Saturday, February 21, 2015

Pistachio Crusted Chicken

I find it hard to describe the flavor of this pistachio crust, sweet, salty, crunchy, and just over all high in YUM factor. The original recipe called for ¼ cup of parsley, and I have replaced half of that with basil. I love the flavor of basil, but I also really like parsley for its health benefits including improved digestion and lowering inflammation. This recipe would be great either way, all parsley, or all basil. Combining a little of both creates a well rounded crust.

This crust also really helps keep the chicken moist during baking. I like to trim each chicken breast into a couple pieces so as to increase the surface area covered with the pistachio mix.  This could work really well with chicken tenders also.

Makes 4 servings   (Makes enough to bread 1½ to 2 pounds chicken)

1 cup roasted, unsalted pistachios
1½ tsp garlic powder
2 tbsp packed fresh Italian parsley leaves
2 tbsp packed fresh basil leaves
½ tsp freshly ground black pepper
1 tsp salt, plus extra
4 chicken breasts, about 1½ to 2 pounds total


Heat oven to 350 degrees.

Place pistachios, garlic powder, parsley, basil, pepper and salt in the food processor. 
Process until a smooth meal is formed, about 30 to 40 seconds. 

Transfer to a sided, flat bottomed baking dish, suitable for breading the chicken.

Trim breasts to remove any fatty edges and separate the tender if needed.  Lay the breast on a cutting board and, similar to “butterflying”, place your hand flat on the breast to hold it still, and with the edge of a knife parallel to the cutting board, carefully slice the thickest part the breast in half width wise, cutting all the way through. This will leave you with one large piece and a smaller piece that are about the same thickness. Cut the large piece in half to create three similarly sized pieces.

Coat chicken by pressing pieces into pistachio meal, one at a time, coating all sides and pressing down on the breasts with your hands to make sure the coating stays on the chicken. Gently shake chicken to remove any loose coating. Place in large baking dish. Repeat until all pieces are done.
**TIP: if the pistachio crust doesn’t seem to stick to the chicken, or if the crust is super clumpy, it might be too moist. Add 1 tsp brown rice flour and 1 tsp tapioca flour, give the pistachio meal a good stir to incorporate the flour and try again. Add one more teaspoon of each flour if needed.

Heat large saute pan over medium high heat. Add 1 tbsp olive oil, and once hot (oil should move quickly across pan when tipped), add 3 to 4 pieces of chicken to pan without overcrowding, cook for 1 to 2 minutes until crust is browned, then flip and cook the other side. 

TIP: Use a flat spatula to flip the chicken when browning in the pan. If you use tongs, you may lose some of the crust as it tends to stick to the tongs.

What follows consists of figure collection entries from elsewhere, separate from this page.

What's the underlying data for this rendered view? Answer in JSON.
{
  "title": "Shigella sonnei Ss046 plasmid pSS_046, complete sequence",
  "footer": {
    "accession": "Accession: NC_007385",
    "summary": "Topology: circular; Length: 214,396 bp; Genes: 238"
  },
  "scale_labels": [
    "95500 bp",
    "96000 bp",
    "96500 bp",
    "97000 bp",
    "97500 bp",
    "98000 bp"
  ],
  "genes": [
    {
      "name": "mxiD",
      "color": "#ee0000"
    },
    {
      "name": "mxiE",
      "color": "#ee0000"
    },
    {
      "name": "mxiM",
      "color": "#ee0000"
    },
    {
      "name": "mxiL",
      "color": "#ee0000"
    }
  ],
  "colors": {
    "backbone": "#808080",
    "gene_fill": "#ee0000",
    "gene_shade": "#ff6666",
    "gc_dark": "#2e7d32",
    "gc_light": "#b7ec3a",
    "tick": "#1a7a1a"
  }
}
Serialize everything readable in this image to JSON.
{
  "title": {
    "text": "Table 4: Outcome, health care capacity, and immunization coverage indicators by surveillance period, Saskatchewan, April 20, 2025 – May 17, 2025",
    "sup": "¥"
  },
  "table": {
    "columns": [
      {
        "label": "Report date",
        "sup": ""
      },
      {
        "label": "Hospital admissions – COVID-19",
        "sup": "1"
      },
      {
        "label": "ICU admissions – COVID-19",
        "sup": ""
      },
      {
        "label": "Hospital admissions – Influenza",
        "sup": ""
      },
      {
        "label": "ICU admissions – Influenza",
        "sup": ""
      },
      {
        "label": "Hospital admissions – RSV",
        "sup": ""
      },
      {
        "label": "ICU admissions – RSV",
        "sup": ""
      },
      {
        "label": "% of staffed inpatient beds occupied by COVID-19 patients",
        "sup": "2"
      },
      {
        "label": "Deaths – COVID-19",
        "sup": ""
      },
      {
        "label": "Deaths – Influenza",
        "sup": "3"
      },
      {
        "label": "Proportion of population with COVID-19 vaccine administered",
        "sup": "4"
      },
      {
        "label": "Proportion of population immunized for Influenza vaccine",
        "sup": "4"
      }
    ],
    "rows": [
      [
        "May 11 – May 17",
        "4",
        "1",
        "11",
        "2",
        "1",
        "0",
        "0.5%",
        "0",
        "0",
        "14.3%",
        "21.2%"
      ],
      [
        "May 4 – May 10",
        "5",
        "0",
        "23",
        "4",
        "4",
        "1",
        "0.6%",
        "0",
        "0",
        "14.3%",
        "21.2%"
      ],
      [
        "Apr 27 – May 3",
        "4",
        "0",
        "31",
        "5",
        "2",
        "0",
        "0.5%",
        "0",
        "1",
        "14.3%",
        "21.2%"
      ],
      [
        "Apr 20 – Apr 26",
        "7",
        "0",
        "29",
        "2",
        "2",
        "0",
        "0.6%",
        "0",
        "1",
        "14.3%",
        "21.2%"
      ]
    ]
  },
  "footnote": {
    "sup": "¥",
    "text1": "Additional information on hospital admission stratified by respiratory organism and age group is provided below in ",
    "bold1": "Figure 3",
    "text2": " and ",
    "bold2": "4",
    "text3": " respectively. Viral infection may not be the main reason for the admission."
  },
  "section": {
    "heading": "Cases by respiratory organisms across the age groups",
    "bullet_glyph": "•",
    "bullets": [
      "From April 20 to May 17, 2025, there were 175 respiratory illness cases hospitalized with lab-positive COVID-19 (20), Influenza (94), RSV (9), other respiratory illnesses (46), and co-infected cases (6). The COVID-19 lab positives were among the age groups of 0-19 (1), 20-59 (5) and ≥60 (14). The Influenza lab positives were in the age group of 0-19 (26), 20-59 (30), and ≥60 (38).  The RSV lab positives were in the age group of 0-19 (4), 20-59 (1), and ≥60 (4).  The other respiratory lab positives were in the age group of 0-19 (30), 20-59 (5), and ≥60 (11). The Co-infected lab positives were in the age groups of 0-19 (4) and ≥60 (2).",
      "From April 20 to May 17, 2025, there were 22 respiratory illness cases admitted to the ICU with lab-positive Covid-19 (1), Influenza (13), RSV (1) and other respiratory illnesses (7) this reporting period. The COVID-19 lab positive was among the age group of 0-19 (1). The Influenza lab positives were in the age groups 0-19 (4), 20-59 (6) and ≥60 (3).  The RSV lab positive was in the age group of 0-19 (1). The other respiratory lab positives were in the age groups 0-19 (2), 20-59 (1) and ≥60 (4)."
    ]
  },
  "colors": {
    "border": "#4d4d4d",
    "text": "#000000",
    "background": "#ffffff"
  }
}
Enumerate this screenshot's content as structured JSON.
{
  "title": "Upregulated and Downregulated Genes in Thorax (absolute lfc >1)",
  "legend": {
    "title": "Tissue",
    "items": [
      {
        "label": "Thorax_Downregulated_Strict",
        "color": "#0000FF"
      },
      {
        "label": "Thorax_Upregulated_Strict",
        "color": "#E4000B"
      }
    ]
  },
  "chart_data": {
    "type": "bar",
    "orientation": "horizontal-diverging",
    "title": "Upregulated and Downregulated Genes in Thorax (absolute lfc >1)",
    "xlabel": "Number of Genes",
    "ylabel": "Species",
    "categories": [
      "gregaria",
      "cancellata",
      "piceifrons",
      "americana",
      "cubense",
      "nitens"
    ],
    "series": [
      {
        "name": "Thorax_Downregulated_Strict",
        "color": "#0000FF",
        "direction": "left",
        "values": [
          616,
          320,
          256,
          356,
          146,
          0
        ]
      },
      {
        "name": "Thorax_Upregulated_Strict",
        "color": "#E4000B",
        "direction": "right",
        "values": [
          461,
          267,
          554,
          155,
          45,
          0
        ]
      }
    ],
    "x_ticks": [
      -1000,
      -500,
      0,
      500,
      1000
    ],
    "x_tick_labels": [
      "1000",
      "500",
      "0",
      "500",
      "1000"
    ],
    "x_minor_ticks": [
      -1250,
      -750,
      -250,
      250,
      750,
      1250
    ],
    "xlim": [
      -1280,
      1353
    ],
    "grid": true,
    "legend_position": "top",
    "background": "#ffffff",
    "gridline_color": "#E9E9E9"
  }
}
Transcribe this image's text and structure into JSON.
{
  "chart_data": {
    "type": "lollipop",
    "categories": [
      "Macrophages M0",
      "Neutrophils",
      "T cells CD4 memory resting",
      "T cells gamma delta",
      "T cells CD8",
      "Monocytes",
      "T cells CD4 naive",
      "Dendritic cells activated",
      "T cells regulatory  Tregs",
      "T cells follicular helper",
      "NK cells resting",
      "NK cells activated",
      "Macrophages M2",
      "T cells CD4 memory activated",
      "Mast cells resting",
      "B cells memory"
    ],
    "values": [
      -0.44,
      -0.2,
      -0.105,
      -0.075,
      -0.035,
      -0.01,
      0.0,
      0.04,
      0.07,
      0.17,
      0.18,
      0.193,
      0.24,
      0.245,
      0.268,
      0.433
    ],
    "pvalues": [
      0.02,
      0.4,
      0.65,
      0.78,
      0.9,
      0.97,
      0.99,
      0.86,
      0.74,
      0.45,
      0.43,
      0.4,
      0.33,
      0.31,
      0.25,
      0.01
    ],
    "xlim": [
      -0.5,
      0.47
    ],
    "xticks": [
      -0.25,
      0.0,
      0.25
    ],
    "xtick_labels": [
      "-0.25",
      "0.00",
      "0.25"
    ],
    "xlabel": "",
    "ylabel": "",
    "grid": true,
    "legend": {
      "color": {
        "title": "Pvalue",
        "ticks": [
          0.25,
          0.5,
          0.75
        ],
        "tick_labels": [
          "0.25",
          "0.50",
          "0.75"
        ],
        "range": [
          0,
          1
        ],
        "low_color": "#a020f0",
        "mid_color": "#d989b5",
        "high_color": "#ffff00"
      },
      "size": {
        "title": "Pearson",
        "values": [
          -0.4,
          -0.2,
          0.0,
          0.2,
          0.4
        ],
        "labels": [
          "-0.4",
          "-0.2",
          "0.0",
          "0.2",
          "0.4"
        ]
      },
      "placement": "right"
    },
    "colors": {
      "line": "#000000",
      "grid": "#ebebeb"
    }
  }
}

Place cooked pieces back into baking dish and repeat until all chicken is browned. Place baking dish in oven for 25 minutes, (depending on thickness of pieces, could take up to 30 to 35 minutes) internal temp should be 160 degrees. Remove from oven and let rest 10 minutes before serving.

Because this chicken tends to have a rich and slightly sweet taste, I would serve it with less fatty foods like an arugula salad, some steamed broccoli or sauteed kale, mashed or roasted cauliflower or a little buttered pasta.